Трактирщик посмотрел в окно, на лице отразилось некое напряжение — потом он кивнул и через пару минут босоногий мальчишка с бумажным пакетом пробежал к двери. Метнулся к Гиляю, сунул ему пакет, шмыгнул носом и протянул грязную пятерню. Тот кинул ему туда монетку. Мальчишка достал из-за уха папиросу, прикурил, осмотрел Деда и сказал басом.
— Где?
— Что — где?
— Где цирк стоит?
— Иди себе… цирк. Это из будущего засланец.
— Брешешь?
— Не брешу. Иди себе, а влетит по первое число от Ваньки.
— Погоди — Деду стало вдруг до жути интересно, что курили сто лет назад — давай меняться. Я тебе вот эту пачку, а ты мне свои папиросы.
— Чудной барин — усмехнулся парень и вынул из кармана надломленную папиросу. Дед выдал ему взамен пачку с летящим синим орлом. Пацан покрутил ее в руках, циркнул длинным плевком и пошел, пару раз все-таки глянув через плечо на чудного оборванца.

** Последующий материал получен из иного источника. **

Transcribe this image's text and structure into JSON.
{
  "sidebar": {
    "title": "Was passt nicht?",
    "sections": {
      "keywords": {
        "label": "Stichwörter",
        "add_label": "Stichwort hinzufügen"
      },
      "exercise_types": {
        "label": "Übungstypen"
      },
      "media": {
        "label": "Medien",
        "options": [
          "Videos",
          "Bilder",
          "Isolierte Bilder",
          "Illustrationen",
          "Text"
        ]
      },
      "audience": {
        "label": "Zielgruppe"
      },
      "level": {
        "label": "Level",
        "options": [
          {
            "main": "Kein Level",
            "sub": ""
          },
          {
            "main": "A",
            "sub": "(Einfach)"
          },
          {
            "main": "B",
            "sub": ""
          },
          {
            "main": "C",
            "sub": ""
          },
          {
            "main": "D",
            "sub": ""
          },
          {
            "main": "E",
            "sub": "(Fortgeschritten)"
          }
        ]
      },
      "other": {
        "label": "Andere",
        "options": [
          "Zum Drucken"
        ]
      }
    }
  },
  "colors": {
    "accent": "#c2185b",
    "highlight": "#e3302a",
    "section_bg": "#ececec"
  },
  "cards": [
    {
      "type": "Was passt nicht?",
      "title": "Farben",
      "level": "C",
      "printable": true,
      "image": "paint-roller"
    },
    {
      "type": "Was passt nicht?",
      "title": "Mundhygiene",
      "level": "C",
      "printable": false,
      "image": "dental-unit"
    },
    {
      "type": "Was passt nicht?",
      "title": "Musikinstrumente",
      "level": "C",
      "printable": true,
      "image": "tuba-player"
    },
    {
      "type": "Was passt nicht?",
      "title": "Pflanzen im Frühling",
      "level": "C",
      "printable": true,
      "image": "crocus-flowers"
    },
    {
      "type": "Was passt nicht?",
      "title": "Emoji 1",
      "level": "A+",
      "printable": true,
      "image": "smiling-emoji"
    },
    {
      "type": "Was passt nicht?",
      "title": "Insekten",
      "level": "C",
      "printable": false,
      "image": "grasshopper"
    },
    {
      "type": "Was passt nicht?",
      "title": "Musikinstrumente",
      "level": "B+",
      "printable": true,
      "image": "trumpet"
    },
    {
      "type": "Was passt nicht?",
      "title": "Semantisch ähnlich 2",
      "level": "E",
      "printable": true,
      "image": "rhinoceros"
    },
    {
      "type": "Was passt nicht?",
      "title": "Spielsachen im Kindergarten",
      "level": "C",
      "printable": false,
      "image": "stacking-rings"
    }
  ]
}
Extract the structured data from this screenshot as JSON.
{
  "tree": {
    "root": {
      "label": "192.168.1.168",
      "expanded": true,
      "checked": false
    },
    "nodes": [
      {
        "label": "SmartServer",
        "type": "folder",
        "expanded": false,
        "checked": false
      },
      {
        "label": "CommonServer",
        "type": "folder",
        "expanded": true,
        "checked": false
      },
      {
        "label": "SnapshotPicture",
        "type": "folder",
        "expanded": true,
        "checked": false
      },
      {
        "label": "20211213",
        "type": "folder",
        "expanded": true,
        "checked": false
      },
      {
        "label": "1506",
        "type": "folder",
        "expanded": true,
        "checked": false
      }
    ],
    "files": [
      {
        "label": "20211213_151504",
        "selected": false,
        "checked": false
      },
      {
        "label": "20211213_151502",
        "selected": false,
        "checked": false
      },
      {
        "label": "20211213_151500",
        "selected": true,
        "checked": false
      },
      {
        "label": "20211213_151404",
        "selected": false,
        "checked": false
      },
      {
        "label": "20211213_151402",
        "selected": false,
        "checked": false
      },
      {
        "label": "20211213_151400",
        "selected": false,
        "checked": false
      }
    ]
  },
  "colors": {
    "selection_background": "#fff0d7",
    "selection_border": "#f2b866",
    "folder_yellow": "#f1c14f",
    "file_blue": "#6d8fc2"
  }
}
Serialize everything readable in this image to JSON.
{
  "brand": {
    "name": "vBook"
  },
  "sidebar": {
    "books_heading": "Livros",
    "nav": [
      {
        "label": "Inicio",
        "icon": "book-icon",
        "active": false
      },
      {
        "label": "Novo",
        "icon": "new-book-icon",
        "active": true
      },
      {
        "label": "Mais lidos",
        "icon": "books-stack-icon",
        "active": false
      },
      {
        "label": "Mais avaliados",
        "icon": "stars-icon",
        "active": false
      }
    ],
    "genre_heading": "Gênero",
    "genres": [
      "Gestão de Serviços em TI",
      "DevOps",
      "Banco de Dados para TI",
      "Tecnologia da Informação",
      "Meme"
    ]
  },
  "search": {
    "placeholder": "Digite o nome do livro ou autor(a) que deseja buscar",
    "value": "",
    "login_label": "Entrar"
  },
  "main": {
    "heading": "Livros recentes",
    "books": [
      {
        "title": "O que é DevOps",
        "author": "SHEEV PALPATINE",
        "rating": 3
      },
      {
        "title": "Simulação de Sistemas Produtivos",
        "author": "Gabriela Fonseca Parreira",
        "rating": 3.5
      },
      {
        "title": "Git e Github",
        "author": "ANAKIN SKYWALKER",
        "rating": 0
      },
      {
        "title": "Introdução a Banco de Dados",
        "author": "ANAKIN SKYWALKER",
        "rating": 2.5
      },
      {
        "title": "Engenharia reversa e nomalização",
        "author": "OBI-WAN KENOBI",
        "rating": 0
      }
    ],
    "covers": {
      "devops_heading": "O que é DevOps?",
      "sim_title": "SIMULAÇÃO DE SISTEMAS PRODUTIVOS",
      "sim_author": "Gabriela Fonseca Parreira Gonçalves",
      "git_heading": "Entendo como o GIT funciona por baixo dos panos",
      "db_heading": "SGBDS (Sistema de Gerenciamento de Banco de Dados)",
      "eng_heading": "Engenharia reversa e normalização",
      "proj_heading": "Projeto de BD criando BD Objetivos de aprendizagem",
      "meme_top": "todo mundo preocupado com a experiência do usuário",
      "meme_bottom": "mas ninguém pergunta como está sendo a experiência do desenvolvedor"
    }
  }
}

Дед поежился — Хитровская площадь столетней давности была не такая уютная, как в двадцать первом веке. Резко пахло конским навозом, тухлятиной сырым деревом и какой-то неописуемой снедью. Приземистые дома прятались во мраке, шипящий фонарь освещал льнущий к нему туман синеватым неярким светом. Из этого туман иногда вываливались люди в таком отрепье, что Дед при всем своем воспаленном поэтическом воображении даже представить не мог. Один человек двинулся было в их сторону с конкретной, судя по всему, целью, но Гиляровский гаркнул — куда прешь, каторга, не видишь, кто стоит? — и тот молча исчез.
— Вот, а тебя бы уже раздевали… хотя вряд ли на Мудром рынке такая одежа спрос бы имела. Разве что, правда, в цирке. Ну что? Пошли, потомок? Расскажешь, как там у вас что в будущем?
Когда они двинулись обратно все в ту же подворотню, Дед, протрезвевший от страха, с обостренным вниманием видел то, чего не заметил раньше. Груду досок у стены, скособоченный сарайчик, какую-то тачку на двух тележных колесах. И — вдруг осознал он с ужасом — четыре светлых гроба, стоймя прислоненных возле открытой двери.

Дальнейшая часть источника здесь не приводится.